CEOs on the other hand are not gifted. The average person is aware of this and holds them in low regard for several more reasons. Their performance doesn’t require the same amount of freak specialization as the NBA, nor is it entertaining to watch a CEO decide to ship jobs over to India in order to cut costs. Their performance can be boiled down to the profit margin, and in some cases it requires business practices the American people are not so fond of, to remain in the black. CEOs are also believed to be inheriting most of their success by being granted a large amount of resources to succeed since birth, thanks to wealthy parents. There are tons of former engineering majors with advanced degrees chomping at the bit to be the CEO somewhere, and they just might do it as they climb the ladder of high paying positions. The average tenure of a CEO is about six years, CEO superstars seem to be much more expendable than the NBA’s. Lebron is not expendable, he had the NBA on its knees for an entire year and summer. The NBA is lucky that there is a cap when it comes to its superstar talent. We also know NBA salaries are the result of labor disputes with ownership. Considering how much money each side has spent making their case with lawyers, economists, gypsies, etc, I’m willing to assume that Lin’s 800k is somehow a reasonable number in the grand scheme of things. These salaries are handed out to about 450 players on any given year, with the average NBA career lasting less than five years. Many players came from poverty before essentially winning the lottery that is being drafted into the NBA. By the way, sixty percent of these players will end up bankrupt. Many CEOs came from positions where they were already handsomely rewarded, even if they were a consistent fuck up.

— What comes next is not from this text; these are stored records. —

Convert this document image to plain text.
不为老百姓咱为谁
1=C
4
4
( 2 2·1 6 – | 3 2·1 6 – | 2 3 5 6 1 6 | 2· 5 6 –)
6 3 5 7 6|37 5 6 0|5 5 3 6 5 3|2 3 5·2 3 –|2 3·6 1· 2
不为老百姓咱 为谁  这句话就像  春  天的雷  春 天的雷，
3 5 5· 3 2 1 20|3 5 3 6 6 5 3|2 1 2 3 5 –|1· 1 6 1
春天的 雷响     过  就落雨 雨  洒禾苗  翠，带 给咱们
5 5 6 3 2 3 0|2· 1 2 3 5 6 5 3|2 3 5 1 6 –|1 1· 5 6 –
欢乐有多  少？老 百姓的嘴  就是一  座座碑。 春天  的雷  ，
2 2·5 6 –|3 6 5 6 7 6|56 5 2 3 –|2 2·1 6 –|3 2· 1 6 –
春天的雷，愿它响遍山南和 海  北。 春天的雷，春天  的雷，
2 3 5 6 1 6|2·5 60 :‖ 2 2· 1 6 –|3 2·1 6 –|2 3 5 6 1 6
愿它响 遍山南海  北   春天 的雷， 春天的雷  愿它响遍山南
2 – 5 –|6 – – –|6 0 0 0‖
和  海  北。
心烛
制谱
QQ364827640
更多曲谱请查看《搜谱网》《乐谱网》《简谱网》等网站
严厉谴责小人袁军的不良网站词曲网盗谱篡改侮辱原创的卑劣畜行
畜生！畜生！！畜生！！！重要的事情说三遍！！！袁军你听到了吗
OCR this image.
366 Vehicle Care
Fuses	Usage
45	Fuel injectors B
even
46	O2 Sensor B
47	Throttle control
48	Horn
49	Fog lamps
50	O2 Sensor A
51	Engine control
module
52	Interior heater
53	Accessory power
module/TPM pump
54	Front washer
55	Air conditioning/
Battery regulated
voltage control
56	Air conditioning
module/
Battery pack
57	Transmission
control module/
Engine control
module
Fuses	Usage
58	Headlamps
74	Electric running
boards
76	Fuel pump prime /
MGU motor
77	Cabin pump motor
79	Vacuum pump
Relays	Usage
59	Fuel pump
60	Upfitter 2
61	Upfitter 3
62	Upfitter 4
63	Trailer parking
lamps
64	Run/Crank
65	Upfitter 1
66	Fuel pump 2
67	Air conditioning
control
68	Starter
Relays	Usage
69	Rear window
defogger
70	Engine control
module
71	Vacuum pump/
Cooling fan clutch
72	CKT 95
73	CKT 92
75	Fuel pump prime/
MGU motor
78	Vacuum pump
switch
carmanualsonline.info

Rogoff ignores much of this and decides to ask if the reason behind a superstar’s pay is his/her role as a role model. In jaw dropping and painful fashion, he cherry picks some of the worst examples of role models in sporting history. Kind of pathetic for a Harvard economist, in my opinion. Well, Mike Vick doesn’t fuck me to death with extra charges every time I require certain services, unlike some CEOs. The reality is, in the minds of many, the CEO should claim personal responsibility for every bit of annoyance and pain brought to the public sphere by firms. Is this the case? No, more often than not we will read some Rolling Stone story about the golden parachutes some Goldman Sachs doucher received. We will read about the revolving doors of CEOs and their links to the government, but Rogoff has the nerve to say there’s a sports lobby equally as powerful as the one on Wall Street. As far as the city stadium situation goes, that’s on the owners, not the players.
There’s obviously a ton of good and bad I’m leaving out, but we’re all about brevity in this camp. To put it simply, the only superstars outside of sports and entertainment I’m willing to appreciate are behind non-profit firms. The rest can fuck off, as far as garnering my appreciation – as if they even give a shit after making decisions that exploit large swathes of people.